Just two weeks ago, however, the United Steelworkers union blasted Nippon as “a serial trade cheater” and accused Japan’s largest steel manufacturer of “simply seeking to undercut our domestic industry from the inside.”
“It is simply absurd to think that we could ever entrust the future of one of our most vital industries — essential to both national defense and critical infrastructure — to a company whose unfair trade practices continue to this day,” United Steelworkers International President David McCall said in a May 22 statement. “President Trump has publicly pledged to block this sale since January 2024. We now urge him to act decisively, shutting the door once and for all on this corporate sellout of American Steelworkers and defending U.S. manufacturing.”
In a press release issued Friday, McCall declined to speculate on the nature of the deal, on which he said the union was not consulted.
“Issuing press releases and making political speeches is easy. Binding commitments are hard. The devil is always in the details, and that is especially true with a bad actor like Nippon Steel that has again and again violated our trade laws, devastating steel communities in Pennsylvania and elsewhere,” he said. “Our members know from decades of negotiating contracts: Trust nothing until you see it in writing.”
Nippon’s heavy reliance on coal, rather than electric arc furnaces or other innovations, to produce steel has drawn fierce criticism of the U.S. Steel acquisition from U.S. climate groups. Instead of investing in new technologies like those planned by rivals such as Nucor and Cleveland-Cliffs, Nippon has proposed upgrading U.S. Steel’s blast furnaces to extend operations by decades.
Last summer, shareholders warned that the tie-up risked raising Nippon’s already steep costs of decarbonizing its facilities in Japan.
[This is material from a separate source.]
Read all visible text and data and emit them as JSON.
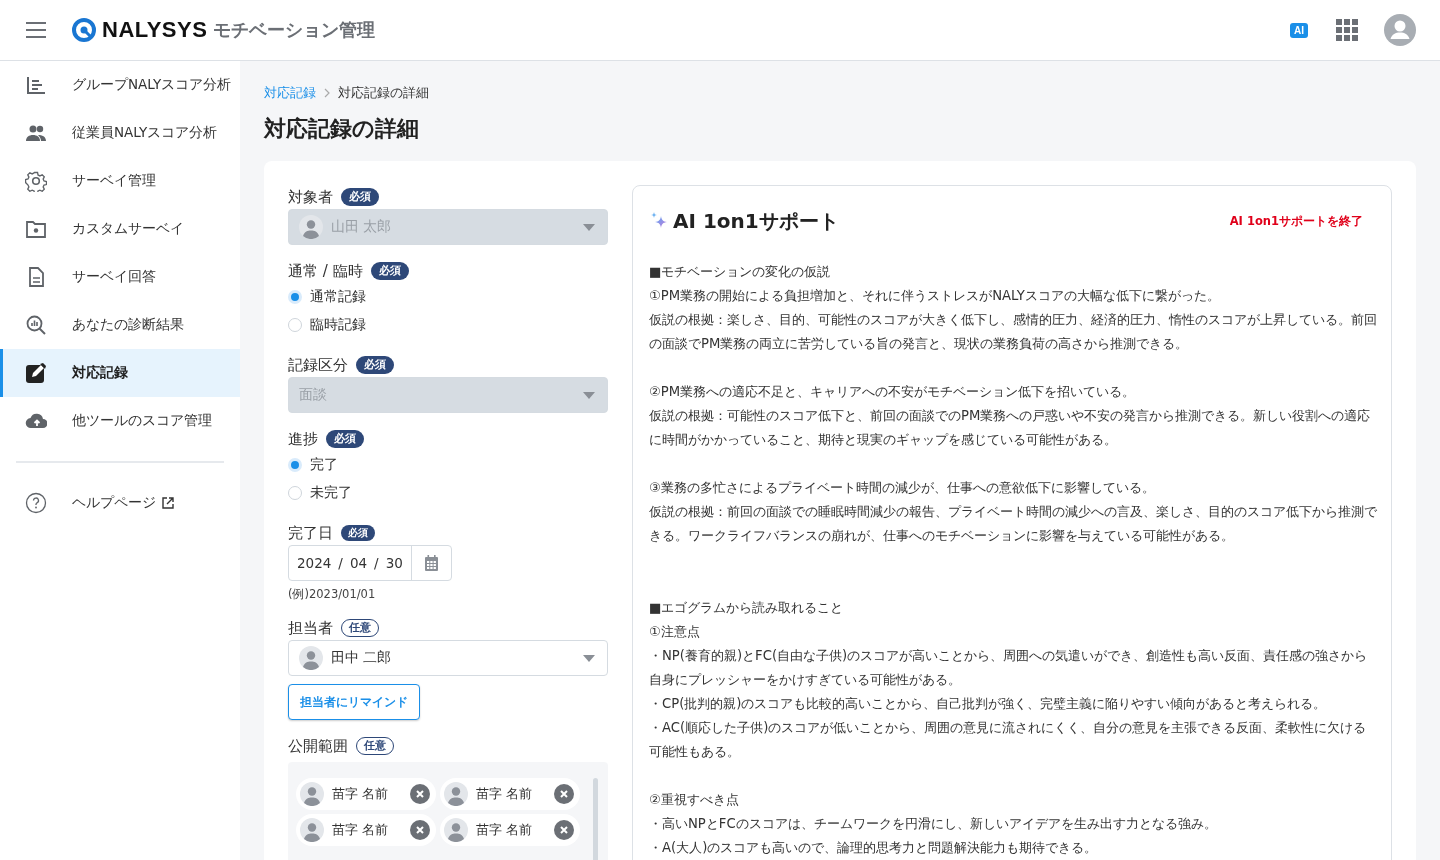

A report published last month by the advocacy group SteelWatch found Nippon is not planning any significant reduction in planet-heating pollution from its supply chain between now and 2040.
“With its focus on technology to only partially reduce emissions at coal-based production facilities, its increasingly large investments in Australian coal mines, and its promise to prolong blast furnace production at U.S. Steel plants during its acquisition bid, Nippon Steel is looking more and more like a coal company that also makes steel,” Roger Smith, Asia lead at SteelWatch, said in a statement.